Agrariër Martin Benning werkt sinds 2017 mee aan weidevogelbescherming op zijn land. Foto: Marcel Jurian de Jong
Weidevogelbeschermers in Drenthe lopen zich deze periode het vuur uit de sloffen, maar toch holt de populatie boerenlandvogels jaar in jaar uit achteruit. De provincie Drenthe stelde onlangs 400.000 euro beschikbaar om illustere vogels als de grutto, tureluur en wulp de komende twee jaar een duwtje in de rug te geven. Aan Landschapsbeheer Drenthe de schone taak om dit geld goed te besteden.

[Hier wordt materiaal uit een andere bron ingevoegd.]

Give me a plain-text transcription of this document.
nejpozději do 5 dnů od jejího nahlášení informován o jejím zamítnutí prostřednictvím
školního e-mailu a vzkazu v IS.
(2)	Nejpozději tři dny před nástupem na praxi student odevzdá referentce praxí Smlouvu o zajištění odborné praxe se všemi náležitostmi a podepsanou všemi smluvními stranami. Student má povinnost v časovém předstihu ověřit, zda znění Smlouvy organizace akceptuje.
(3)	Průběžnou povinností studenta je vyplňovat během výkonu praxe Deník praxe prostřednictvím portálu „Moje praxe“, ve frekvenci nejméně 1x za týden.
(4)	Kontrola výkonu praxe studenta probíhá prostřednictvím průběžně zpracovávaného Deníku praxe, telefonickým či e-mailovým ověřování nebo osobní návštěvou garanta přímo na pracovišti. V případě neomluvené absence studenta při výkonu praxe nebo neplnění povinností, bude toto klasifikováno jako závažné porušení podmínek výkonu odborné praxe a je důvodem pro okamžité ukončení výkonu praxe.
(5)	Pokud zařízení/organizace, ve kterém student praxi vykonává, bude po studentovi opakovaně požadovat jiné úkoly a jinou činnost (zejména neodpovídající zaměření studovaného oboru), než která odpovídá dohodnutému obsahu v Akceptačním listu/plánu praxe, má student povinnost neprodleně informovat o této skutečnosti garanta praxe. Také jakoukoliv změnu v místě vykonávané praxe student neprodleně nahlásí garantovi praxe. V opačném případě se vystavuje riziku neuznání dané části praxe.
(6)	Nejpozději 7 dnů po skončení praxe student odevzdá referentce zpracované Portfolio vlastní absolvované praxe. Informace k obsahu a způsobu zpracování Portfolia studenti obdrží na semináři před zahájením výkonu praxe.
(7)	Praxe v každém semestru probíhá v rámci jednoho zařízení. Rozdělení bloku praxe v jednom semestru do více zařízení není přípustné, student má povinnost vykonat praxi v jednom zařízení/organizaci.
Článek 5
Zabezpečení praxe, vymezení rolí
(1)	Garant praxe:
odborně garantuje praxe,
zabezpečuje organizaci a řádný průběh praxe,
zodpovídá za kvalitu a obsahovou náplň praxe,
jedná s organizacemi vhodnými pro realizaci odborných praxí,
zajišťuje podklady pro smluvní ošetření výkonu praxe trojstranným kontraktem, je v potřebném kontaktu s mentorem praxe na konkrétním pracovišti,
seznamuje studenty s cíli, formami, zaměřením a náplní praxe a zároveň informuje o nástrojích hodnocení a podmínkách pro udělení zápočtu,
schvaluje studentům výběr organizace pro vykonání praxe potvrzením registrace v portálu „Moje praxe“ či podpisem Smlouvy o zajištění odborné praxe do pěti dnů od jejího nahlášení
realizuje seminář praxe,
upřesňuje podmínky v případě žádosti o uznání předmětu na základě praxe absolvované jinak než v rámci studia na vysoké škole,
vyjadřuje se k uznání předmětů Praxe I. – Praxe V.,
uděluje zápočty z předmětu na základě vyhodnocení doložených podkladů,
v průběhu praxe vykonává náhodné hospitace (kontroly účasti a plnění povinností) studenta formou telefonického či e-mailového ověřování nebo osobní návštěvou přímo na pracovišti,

Je moet bijna een onverbeterlijke optimist zijn om vandaag de dag de weidevogel te beschermen. „Vrijwilligers zakt de moed soms wel in de schoenen”, vertelt Henk Jan Ottens van het Kenniscentrum Akkervogels. Albert Boers, projectleider bij Landschapsbeheer Drenthe, sluit daarbij aan. „Vrijwilligers zetten zich keihard in en dan frustreert het als je ziet dat de achteruitgang van de weidevogels maar doorgaat.”
Driehonderd vrijwilligers
Toch blijven de meeste van de driehonderd vrijwilligers in Drenthe met grote gedrevenheid door de weilanden en over de akkers struinen en speuren naar de legsels van kievit, grutto, tureluur, scholekster en wulp. „Als je niets doet gaat het nog sneller achteruit met de populatie weidevogels”, menen Boers en Ottens.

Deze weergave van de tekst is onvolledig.